L’escalade des tensions entre l’Iran et les États-Unis, combinée à l’implication d’Israël, a des répercussions complexes sur la scène géopolitique mondiale, impactant directement les intérêts russes. Paradoxalement, cette crise profite à court terme à la Russie de Vladimir Poutine. L’autorisation accordée par Washington à l’Inde, le 4 mars, de s’approvisionner en pétrole russe, ainsi que la considération d’une levée élargie des sanctions sur l’or noir russe par le secrétaire américain au Trésor, Scott Bessent, sont des signes clairs. Ces ouvertures visent à « soulager le marché » et coïncident avec une hausse des cours, offrant un répit à une économie russe fragilisée par les sanctions post-Ukraine qui l’obligeaient à vendre son pétrole à prix cassés, ses revenus ayant atteint leur plus bas niveau en cinq ans en janvier.
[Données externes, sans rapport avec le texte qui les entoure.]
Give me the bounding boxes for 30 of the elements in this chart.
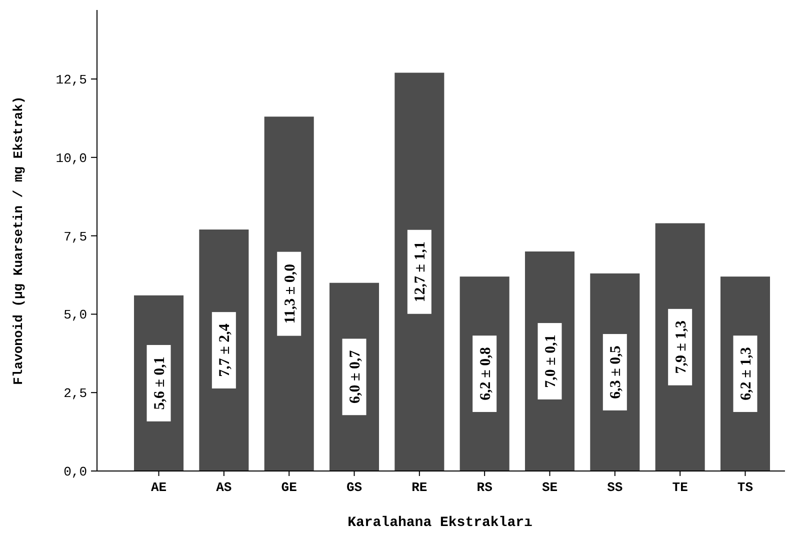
data-label: 7,0 ± 0,1 — [542, 334, 559, 388]
x-tick-label: GE — [281, 480, 298, 495]
x-tick-label: AS — [216, 480, 232, 495]
data-label: 7,9 ± 1,3 — [673, 320, 690, 374]
bar — [264, 116, 314, 471]
y-tick-label: 5,0 — [64, 308, 87, 323]
y-tick-label: 7,5 — [64, 229, 87, 244]
x-tick-label: SS — [607, 480, 623, 495]
data-label: 6,2 ± 1,3 — [738, 347, 754, 400]
data-label: 12,7 ± 1,1 — [412, 241, 429, 302]
y-tick-label: 2,5 — [64, 386, 87, 402]
data-label: 6,3 ± 0,5 — [608, 346, 624, 399]
x-tick-label: AE — [150, 480, 167, 495]
x-tick-label: RE — [412, 480, 428, 495]
data-label: 7,7 ± 2,4 — [217, 323, 234, 377]
y-tick-label: 10,0 — [56, 150, 87, 166]
y-tick-label: 0,0 — [64, 464, 87, 480]
data-label: 5,6 ± 0,1 — [152, 356, 168, 410]
x-tick-label: SE — [542, 480, 558, 495]
bar — [394, 72, 444, 471]
x-tick-label: TE — [672, 480, 688, 495]
y-tick-label: 12,5 — [56, 72, 87, 88]
x-tick-label: RS — [476, 480, 493, 495]
y-axis-title: Flavonoid (μg Kuarsetin / mg Ekstrak) — [11, 96, 26, 385]
data-label: 6,0 ± 0,7 — [348, 350, 364, 404]
data-label: 6,2 ± 0,8 — [478, 347, 494, 400]
x-tick-label: GS — [346, 480, 362, 495]
x-axis-title: Karalahana Ekstrakları — [348, 515, 532, 531]
x-tick-label: TS — [737, 480, 754, 495]
data-label: 11,3 ± 0,0 — [282, 264, 298, 324]
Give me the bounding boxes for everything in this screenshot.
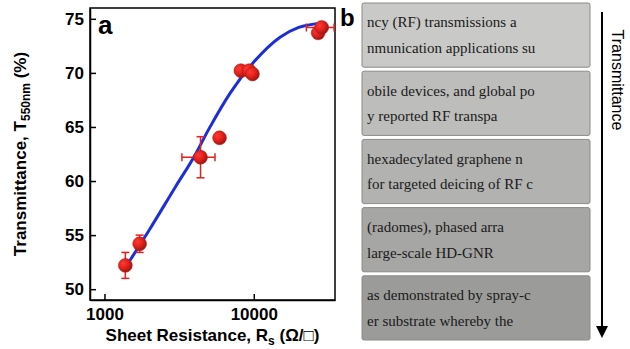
figure: 1000 10000 50 55 60 65 70 75 Sheet Resistance, R… xyxy=(0,0,630,349)
glass-slide: as demonstrated by spray-c er substrate w… xyxy=(362,276,590,340)
axis-title-part: (Ω/□) xyxy=(275,326,320,345)
y-tick-mark xyxy=(90,235,96,237)
panel-a: 1000 10000 50 55 60 65 70 75 Sheet Resistance, R… xyxy=(11,8,336,348)
x-tick-label: 1000 xyxy=(86,305,124,324)
y-tick-label: 50 xyxy=(65,280,84,299)
slide-body xyxy=(362,3,590,67)
slide-text: nmunication applications su xyxy=(367,40,536,56)
panel-b: ncy (RF) transmissions a nmunication appl… xyxy=(340,3,626,340)
y-error-cap xyxy=(121,278,129,280)
y-tick-mark xyxy=(90,289,96,291)
x-tick-label: 10000 xyxy=(231,305,278,324)
glass-slide: obile devices, and global po y reported R… xyxy=(362,71,590,135)
panel-label: b xyxy=(340,4,355,31)
x-axis-title: Sheet Resistance, Rs (Ω/□) xyxy=(106,326,320,348)
panel-label: a xyxy=(98,10,113,40)
x-error-cap xyxy=(181,153,183,161)
y-tick: 65 xyxy=(65,118,96,137)
fit-curve xyxy=(125,23,320,267)
axis-title-part: Transmittance, T xyxy=(11,120,30,256)
data-point xyxy=(315,21,329,35)
slide-body xyxy=(362,139,590,203)
y-tick-label: 65 xyxy=(65,118,84,137)
x-axis: 1000 10000 xyxy=(86,294,335,324)
y-axis-title: Transmittance, T550nm (%) xyxy=(11,52,33,256)
y-tick: 75 xyxy=(65,10,96,29)
y-axis: 50 55 60 65 70 75 xyxy=(65,9,96,301)
data-point xyxy=(133,237,147,251)
axis-title-part: Sheet Resistance, R xyxy=(106,326,269,345)
y-error-cap xyxy=(197,136,205,138)
x-tick: 1000 xyxy=(86,294,124,324)
y-error-cap xyxy=(136,252,144,254)
x-error-cap xyxy=(306,23,308,31)
glass-slide: hexadecylated graphene n for targeted dei… xyxy=(362,139,590,203)
slide-text: large-scale HD-GNR xyxy=(367,245,494,261)
axis-title-part: 550nm xyxy=(19,83,33,121)
y-error-cap xyxy=(136,234,144,236)
slide-text: (radomes), phased arra xyxy=(367,219,504,236)
slide-text: y reported RF transpa xyxy=(367,108,498,124)
x-axis-line xyxy=(91,300,336,302)
y-tick: 70 xyxy=(65,64,96,83)
y-error-cap xyxy=(121,252,129,254)
x-tick-mark xyxy=(254,294,256,300)
slide-text: er substrate whereby the xyxy=(367,313,514,329)
slide-body xyxy=(362,208,590,272)
plot-data xyxy=(118,21,334,279)
glass-slide: (radomes), phased arra large-scale HD-GNR xyxy=(362,208,590,272)
x-error-cap xyxy=(214,153,216,161)
y-tick-mark xyxy=(90,19,96,21)
y-error-cap xyxy=(197,177,205,179)
data-point xyxy=(213,131,227,145)
axis-title-part: (%) xyxy=(11,52,30,83)
data-point xyxy=(246,67,260,81)
slide-text: ncy (RF) transmissions a xyxy=(367,14,517,31)
slide-text: as demonstrated by spray-c xyxy=(367,287,531,303)
slide-body xyxy=(362,71,590,135)
y-tick-label: 55 xyxy=(65,226,84,245)
y-tick-mark xyxy=(90,73,96,75)
slide-text: obile devices, and global po xyxy=(367,83,535,99)
y-axis-line xyxy=(90,9,92,301)
y-tick-mark xyxy=(90,127,96,129)
y-tick-mark xyxy=(90,181,96,183)
slide-text: hexadecylated graphene n xyxy=(367,151,523,167)
slide-text: for targeted deicing of RF c xyxy=(367,176,533,192)
y-tick: 60 xyxy=(65,172,96,191)
y-tick: 55 xyxy=(65,226,96,245)
glass-slide: ncy (RF) transmissions a nmunication appl… xyxy=(362,3,590,67)
x-tick: 10000 xyxy=(231,294,278,324)
data-point xyxy=(118,258,132,272)
y-tick-label: 75 xyxy=(65,10,84,29)
data-point xyxy=(194,150,208,164)
plot-frame xyxy=(90,8,335,300)
arrow-label: Transmittance xyxy=(609,30,626,131)
y-tick-label: 60 xyxy=(65,172,84,191)
slide-body xyxy=(362,276,590,340)
y-tick-label: 70 xyxy=(65,64,84,83)
arrow xyxy=(601,12,603,332)
x-tick-mark xyxy=(104,294,106,300)
y-tick: 50 xyxy=(65,280,96,299)
x-error-cap xyxy=(333,23,335,31)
Cependant, cet effet d’aubaine est à double tranchant pour Moscou. Engagé dans un conflit ukrainien interminable, Vladimir Poutine voit son influence mondiale mise à l’épreuve. La chute du régime de Bachar Al-Assad en Syrie en décembre 2024, que la Russie avait pourtant aidé à maintenir, a été une première illustration de ces limites. Plus récemment, la capture de Nicolas Maduro au Venezuela par l’armée américaine en janvier a privé la Russie d’un point d’appui stratégique dans les Caraïbes. Le « néo-impérialisme » de Donald Trump menace désormais Cuba, un autre allié historique.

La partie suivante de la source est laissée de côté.